The docs are inconsistent here, anaconda isn't. It takes either one,
with or without quotes. You can basically treat those commands as shells
commands; the parsing is nearly identical. For those interested, "man popt"
and look at poptParseArgvString() for details.

> 3)  in most cases, a single word directive seems to mean that that
> directive is in effect, such as "text" or "reboot".  so what's the
> deal with "zerombr yes"?  according to the docs, there is no other
> valid "zerombr" directive, so doesn't that make the word "yes"
> just a tad redundant, and inconsistent with the pattern of the
> rest of the directives?

This is actually on purpose. It is poorly named (as you note), but it
erases quite a bit of information and we wanted to make it a bit harder
to get that behavior. For almost all cases clearpart is fine.

> 4)  a lack of symmetry in directive options.  for example, the
> "bootloader" directive has the --useLilo option, but no --useGrub
> option.  any particular reason for this?

useGrub is the default? Okay, so maybe that's not a good reason ;-)

> 6) along with the previous point, the biggest drawback with the k.s.
> config file is its inconsistency with the grouping of directives and
> their possible options.  consider:

Agreed. The kickstart file is quite inconsistent. The real reason it's this
way is that it was a quick hack into the Red Hat 5.0 (I think) installer, 90%
of it done sitting at home one night seeing if it was as straightforward as
I thought. It got documented, support tools got written, etc.... The file
format is a bit odd, but changing it isn't quite strightforward either. We
have some major partners and installations using kickstart widely, and they
don't want to see if break without a really good reason.

> 7)  oh, and one final, real nitpicky point.  the docs suggest *very*
> strongly that you must write the directives in a specific order.
> this wasn't true with earlier versions of kickstart -- you had some
> flexibility.  has that changed?

The documentation is all. You can really put it any way you want.

> what this suggests is that kickstart file directives are going to evolve
> into a simple programming language.  (sound familiar?  check out the
> RedHat/base/comps file, which defines what rpms get loaded at install
> time.  that file has conditional constructs which check if other rpms
> have been loaded, what the architecture is, etc.)

This isn't going to happen, I promise.

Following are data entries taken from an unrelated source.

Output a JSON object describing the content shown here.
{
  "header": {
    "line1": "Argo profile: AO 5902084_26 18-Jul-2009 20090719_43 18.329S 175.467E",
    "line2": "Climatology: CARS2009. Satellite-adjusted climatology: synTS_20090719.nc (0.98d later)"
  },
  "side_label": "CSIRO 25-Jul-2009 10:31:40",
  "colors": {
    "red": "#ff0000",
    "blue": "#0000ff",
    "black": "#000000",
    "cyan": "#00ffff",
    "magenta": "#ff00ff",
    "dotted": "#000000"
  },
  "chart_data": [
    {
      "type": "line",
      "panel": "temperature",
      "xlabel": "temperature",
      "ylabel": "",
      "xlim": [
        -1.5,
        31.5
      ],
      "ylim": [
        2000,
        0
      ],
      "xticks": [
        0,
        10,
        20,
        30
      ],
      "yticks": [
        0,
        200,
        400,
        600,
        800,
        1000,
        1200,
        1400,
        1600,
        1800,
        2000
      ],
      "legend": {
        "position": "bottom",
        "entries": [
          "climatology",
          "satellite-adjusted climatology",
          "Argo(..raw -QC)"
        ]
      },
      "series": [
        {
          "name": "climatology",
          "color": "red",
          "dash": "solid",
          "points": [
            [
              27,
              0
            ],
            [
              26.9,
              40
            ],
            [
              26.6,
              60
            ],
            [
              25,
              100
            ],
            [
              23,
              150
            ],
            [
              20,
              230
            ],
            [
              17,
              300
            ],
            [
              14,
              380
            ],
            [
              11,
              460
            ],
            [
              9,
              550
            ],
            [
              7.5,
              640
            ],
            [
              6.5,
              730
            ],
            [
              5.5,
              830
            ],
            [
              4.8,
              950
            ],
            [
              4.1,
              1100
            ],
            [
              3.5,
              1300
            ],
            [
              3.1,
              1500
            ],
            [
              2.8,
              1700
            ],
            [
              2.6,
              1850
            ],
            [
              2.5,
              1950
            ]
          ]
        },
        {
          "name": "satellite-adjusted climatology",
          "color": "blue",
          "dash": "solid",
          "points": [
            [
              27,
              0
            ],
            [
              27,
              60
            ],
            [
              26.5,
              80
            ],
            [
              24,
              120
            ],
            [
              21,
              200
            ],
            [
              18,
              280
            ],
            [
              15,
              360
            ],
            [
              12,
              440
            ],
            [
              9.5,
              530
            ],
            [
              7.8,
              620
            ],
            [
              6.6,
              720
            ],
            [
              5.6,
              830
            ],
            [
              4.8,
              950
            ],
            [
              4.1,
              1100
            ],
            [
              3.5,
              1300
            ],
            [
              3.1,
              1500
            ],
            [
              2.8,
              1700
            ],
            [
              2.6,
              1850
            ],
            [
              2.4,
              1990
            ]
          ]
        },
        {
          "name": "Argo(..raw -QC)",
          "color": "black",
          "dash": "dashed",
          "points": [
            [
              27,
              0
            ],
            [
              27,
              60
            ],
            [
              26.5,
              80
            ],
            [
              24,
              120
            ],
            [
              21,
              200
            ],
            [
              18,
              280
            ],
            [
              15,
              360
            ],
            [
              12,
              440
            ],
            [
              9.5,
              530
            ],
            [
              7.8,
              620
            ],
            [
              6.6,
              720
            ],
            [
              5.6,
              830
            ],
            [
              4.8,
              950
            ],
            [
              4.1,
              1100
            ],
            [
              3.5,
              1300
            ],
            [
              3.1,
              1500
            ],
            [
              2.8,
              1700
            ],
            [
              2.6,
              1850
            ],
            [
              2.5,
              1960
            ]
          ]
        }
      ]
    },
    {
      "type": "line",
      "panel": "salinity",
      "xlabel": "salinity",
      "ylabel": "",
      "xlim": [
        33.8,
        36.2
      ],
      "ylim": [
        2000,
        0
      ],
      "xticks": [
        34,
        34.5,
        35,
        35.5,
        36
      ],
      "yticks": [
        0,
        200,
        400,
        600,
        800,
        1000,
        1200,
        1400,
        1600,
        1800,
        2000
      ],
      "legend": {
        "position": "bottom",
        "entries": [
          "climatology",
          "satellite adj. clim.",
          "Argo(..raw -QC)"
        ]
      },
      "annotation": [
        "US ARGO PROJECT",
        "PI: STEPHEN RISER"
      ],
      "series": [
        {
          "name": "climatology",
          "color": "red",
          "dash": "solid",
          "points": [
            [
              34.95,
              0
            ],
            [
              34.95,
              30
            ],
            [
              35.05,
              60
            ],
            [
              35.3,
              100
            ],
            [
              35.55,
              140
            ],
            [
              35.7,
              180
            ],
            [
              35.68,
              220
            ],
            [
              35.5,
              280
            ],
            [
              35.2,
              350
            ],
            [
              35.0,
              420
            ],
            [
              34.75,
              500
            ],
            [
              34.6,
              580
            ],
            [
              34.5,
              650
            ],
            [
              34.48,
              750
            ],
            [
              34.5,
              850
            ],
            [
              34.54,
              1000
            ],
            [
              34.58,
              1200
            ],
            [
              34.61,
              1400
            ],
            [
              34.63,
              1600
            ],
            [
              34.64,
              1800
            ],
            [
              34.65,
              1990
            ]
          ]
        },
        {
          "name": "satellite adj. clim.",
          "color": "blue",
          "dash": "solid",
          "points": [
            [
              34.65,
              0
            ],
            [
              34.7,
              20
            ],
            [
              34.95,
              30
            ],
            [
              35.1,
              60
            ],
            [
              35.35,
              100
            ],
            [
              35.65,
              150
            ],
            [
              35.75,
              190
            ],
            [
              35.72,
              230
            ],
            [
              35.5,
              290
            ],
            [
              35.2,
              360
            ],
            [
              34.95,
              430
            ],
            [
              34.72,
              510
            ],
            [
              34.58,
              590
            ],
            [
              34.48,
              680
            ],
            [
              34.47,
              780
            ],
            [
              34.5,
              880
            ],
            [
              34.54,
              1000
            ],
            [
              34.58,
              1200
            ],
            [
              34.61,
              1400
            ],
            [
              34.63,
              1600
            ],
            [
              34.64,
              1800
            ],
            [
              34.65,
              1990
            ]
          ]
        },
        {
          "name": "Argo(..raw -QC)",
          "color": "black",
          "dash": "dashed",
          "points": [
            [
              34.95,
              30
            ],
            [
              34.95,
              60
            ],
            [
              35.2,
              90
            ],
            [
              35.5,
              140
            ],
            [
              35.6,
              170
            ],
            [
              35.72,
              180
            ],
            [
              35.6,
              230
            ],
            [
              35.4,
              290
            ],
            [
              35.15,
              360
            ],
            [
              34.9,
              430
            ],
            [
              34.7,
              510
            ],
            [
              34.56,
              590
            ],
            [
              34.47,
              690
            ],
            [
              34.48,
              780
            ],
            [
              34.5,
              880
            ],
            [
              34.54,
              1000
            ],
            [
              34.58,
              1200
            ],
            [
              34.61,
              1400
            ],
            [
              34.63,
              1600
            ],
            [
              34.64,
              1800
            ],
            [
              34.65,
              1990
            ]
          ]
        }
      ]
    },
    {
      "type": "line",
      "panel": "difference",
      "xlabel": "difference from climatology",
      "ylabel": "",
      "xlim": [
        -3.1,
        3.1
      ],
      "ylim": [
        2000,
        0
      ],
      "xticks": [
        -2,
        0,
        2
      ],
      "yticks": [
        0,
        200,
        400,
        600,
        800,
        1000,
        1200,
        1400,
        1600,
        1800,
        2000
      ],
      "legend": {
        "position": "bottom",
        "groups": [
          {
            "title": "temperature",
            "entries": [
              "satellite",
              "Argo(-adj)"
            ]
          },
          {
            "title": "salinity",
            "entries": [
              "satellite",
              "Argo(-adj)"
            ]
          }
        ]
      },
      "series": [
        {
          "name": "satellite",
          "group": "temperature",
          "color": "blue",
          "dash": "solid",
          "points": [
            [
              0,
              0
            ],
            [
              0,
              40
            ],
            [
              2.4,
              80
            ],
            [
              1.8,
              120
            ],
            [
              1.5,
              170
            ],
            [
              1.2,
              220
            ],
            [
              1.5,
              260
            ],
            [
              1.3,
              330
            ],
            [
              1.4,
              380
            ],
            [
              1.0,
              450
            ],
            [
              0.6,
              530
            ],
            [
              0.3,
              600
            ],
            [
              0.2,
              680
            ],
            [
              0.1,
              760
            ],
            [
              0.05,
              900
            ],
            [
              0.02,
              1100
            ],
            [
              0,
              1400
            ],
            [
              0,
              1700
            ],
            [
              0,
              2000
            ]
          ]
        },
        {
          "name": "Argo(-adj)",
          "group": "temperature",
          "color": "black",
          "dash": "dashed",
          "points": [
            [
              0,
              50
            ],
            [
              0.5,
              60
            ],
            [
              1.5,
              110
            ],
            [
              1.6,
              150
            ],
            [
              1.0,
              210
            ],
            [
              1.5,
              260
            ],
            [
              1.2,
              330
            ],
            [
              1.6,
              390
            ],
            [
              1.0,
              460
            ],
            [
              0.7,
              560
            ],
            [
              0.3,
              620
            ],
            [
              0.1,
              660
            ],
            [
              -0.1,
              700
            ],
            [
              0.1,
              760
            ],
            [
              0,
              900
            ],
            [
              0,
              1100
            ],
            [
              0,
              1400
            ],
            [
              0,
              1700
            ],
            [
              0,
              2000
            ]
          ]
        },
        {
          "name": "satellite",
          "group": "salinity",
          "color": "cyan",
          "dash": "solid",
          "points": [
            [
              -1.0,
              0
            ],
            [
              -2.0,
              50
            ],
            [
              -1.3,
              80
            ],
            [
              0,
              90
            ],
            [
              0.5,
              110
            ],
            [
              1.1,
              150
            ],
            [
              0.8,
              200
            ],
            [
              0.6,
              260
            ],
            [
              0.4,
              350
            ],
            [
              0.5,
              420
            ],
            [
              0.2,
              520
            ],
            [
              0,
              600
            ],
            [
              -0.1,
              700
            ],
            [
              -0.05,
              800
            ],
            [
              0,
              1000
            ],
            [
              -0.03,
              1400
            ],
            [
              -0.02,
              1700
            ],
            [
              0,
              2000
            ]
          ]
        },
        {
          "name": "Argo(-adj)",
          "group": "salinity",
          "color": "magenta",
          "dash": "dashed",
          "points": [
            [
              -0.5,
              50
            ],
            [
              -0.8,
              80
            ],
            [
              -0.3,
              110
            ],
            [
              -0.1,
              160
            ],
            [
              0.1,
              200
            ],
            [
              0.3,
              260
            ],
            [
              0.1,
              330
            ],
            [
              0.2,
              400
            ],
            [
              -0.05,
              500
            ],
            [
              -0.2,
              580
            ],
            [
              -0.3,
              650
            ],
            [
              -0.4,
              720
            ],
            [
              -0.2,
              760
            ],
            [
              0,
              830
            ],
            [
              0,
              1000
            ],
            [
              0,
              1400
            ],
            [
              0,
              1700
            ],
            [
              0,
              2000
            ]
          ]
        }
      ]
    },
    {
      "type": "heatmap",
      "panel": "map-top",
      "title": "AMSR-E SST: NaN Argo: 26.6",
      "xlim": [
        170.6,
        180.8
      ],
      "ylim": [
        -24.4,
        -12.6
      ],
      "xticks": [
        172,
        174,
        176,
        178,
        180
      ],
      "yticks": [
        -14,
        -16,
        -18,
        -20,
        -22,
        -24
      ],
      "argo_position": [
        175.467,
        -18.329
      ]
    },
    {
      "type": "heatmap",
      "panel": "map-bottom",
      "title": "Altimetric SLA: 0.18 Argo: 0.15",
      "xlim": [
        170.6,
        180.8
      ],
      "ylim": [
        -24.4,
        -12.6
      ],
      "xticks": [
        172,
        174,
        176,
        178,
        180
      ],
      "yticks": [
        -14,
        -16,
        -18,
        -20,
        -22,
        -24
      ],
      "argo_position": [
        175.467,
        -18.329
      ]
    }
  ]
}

What is going to happen (I hope) is
that we'll encourage folks to do "interesting" kickstart-ish things in
python, where you get a real programming language and I don't have to
implement it ;-) You can do this in a sporadic way already, but cleaning
it up and documenting it is high on my todo list. The internal structure
of anaconda had to change quite a bit to make this a sane idea, but those
changes got into 7.2 already.

I hope this addresses some of your concerns.